Money, total cost of ownership, contracts, procurement math.
“Does the math actually work at year 3, team of 50?”
The Finance Lead exists to translate marketing pricing into reality. Reads every tier, every add-on, every footnote. Builds the 3-year scenario before any other panelist has finished the homepage.
Their value is forensic. They catch the SSO add-on hidden in the enterprise tier. They notice the API call limit that turns a $29 plan into $290 by month 6. They flag the auto-renewal clause that makes leaving expensive.
When the Finance Lead scores low, it's never about quality — it's about math. The product might be great. The math just doesn't work.
Five dimensions evaluated on every product through this lens, with evidence drawn from the product's public surface area.
Is the full pricing visible without a sales call? Are tiers honest or are they bait?
3-year all-in cost including add-ons, integrations, overage, training, migration.
Auto-renewal terms, cancellation process, term length, negotiation room.
Can you actually measure value, or is the ROI story hand-wavy?
Invoicing model, payment terms, procurement friction, vendor onboarding cost.
Specific to the dollar. Names tiers, calls out hidden costs, builds quick TCO models in prose. Calm and dry but with sharp edges. Skeptical of "starting at" and "contact us" pricing. Loves flat per-seat clarity. Hates anything that requires a sales call to understand.

Beam's pricing page shows three tiers without a sales call. Usage-based billing on GPU compute keeps year-3 math predictable for most teams.

H2O.ai is the credible choice for regulated industries that can't touch public cloud. Pricing is fully custom and sales-gated, which makes TCO modeling difficult before contract.
MLflow is Apache 2.0, self-hosted, no per-seat fees. The managed Databricks path has no published list price — that's the number procurement needs and won't find on the pricing page.

Promptfoo's Community tier is genuinely free: MIT license, self-hosted, 10,000 red-team probes/month. Enterprise SSO and audit logging require a sales call, which is where the real number lives.

Haystack is Apache 2.0 and genuinely free. Everything above that requires a sales call and patience.
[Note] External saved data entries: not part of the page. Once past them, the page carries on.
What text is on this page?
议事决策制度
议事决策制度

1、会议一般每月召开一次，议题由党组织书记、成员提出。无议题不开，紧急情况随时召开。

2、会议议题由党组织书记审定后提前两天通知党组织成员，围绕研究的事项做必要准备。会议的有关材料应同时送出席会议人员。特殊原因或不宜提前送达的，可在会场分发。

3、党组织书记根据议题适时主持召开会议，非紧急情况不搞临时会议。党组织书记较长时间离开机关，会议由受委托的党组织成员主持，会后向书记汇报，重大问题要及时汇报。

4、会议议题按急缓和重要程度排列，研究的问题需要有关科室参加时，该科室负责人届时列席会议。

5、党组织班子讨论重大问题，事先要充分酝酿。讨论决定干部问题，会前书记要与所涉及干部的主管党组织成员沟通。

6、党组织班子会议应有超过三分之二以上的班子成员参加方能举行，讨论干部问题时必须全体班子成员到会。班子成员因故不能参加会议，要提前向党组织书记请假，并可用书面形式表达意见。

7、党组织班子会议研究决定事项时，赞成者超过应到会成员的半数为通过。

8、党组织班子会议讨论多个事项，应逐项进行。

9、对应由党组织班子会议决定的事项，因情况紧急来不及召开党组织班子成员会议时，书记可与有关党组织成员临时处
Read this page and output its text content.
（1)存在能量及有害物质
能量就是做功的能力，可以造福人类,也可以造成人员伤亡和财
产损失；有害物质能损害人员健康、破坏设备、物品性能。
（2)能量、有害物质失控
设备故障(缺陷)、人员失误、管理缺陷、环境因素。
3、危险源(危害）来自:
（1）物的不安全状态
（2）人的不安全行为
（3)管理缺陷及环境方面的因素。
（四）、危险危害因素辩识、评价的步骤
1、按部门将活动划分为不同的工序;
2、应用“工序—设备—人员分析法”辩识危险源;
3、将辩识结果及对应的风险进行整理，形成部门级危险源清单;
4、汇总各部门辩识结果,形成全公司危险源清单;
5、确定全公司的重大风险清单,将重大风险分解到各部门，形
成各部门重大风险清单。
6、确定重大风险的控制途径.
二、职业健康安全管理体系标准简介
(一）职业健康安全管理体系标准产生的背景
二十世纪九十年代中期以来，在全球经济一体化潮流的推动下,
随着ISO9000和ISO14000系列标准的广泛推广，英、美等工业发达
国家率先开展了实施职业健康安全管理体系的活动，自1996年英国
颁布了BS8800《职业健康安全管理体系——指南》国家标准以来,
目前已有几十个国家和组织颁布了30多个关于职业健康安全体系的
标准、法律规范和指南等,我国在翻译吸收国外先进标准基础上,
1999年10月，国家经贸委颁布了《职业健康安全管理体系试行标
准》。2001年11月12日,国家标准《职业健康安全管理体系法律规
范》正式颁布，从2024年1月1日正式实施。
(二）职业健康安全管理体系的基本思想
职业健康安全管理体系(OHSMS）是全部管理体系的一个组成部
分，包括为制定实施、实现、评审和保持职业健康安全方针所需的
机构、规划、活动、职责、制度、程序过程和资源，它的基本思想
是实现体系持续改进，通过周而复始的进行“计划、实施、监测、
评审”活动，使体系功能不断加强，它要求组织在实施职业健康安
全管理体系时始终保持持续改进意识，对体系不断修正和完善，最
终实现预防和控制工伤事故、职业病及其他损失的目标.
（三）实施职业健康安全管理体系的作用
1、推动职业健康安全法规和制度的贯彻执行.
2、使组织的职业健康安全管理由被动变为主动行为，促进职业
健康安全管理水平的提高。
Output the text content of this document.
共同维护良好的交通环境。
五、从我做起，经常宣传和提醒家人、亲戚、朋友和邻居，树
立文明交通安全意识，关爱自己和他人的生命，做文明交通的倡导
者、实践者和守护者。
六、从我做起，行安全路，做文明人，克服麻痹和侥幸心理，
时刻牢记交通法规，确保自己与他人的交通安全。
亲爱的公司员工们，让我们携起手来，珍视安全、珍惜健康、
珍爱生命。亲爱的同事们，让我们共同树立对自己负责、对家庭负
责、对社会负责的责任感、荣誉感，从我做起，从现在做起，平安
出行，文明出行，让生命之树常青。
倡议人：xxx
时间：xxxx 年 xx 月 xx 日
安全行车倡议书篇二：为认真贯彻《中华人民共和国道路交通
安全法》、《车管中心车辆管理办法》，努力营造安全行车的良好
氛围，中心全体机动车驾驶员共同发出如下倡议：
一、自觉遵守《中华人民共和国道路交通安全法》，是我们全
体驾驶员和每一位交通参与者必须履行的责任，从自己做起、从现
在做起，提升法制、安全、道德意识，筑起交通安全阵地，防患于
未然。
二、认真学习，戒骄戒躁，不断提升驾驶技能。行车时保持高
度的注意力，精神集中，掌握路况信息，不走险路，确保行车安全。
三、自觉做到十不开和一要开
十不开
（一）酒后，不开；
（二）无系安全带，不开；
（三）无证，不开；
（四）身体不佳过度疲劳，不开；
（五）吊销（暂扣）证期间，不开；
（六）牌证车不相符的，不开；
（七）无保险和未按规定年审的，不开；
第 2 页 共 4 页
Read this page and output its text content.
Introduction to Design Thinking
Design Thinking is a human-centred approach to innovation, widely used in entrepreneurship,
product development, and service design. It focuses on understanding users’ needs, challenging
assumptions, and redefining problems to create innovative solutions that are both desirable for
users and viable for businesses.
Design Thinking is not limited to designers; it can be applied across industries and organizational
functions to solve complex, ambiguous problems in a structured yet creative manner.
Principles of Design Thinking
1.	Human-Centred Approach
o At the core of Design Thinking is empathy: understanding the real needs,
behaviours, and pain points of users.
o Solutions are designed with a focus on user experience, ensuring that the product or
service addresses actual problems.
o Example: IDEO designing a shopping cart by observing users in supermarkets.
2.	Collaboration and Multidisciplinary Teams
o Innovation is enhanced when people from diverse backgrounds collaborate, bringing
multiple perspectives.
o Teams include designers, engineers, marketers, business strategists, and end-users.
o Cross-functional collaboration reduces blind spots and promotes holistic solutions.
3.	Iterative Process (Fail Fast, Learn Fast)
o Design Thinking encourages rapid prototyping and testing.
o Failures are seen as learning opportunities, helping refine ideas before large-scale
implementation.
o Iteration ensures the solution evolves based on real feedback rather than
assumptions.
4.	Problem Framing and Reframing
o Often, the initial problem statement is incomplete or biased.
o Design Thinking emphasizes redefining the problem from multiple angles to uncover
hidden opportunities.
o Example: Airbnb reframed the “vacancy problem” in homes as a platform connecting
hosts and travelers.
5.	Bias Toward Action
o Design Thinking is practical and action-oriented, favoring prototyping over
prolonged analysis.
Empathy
Predibase's LoRAX multi-adapter serving is a real cost lever versus per-model GPU hosting. The acquisition by Rubrik in June 2025 introduces product-direction risk procurement should price in.
Twilio publishes granular per-unit rates across every channel — SMS, voice, Verify, WhatsApp. The tradeoff: at volume, unpredictable usage makes 3-year budgeting genuinely hard.

RingCentral's $20 starting price fragments fast once add-ons enter the picture. The platform is feature-complete, but procurement needs a sales call to price RingEX honestly.

Dialpad publishes most tier pricing — rare at this category level. But contact center seats at $80-$150/month and opaque AI Agents billing add real TCO risk at scale.

Mattermost is a serious self-hosted alternative to Slack and Teams for defense and regulated sectors. Zero pricing transparency — every number requires a vendor conversation.

Coda's per-doc pricing rejects the per-seat tax that burns teams in Notion and Airtable. But no published tier prices means procurement builds a blind 3-year model.

Lucidchart's free tier caps at 3 documents and 60 shapes — functional for evaluation, not for production. Paid tiers list features but no prices beyond the Individual plan, which creates procurement friction at scale.
Evidence-based, not first-hand
The Finance Lead reviews products based on public evidence — website data, documentation, pricing pages, changelog activity, and category norms. Never pretends to have tried the product.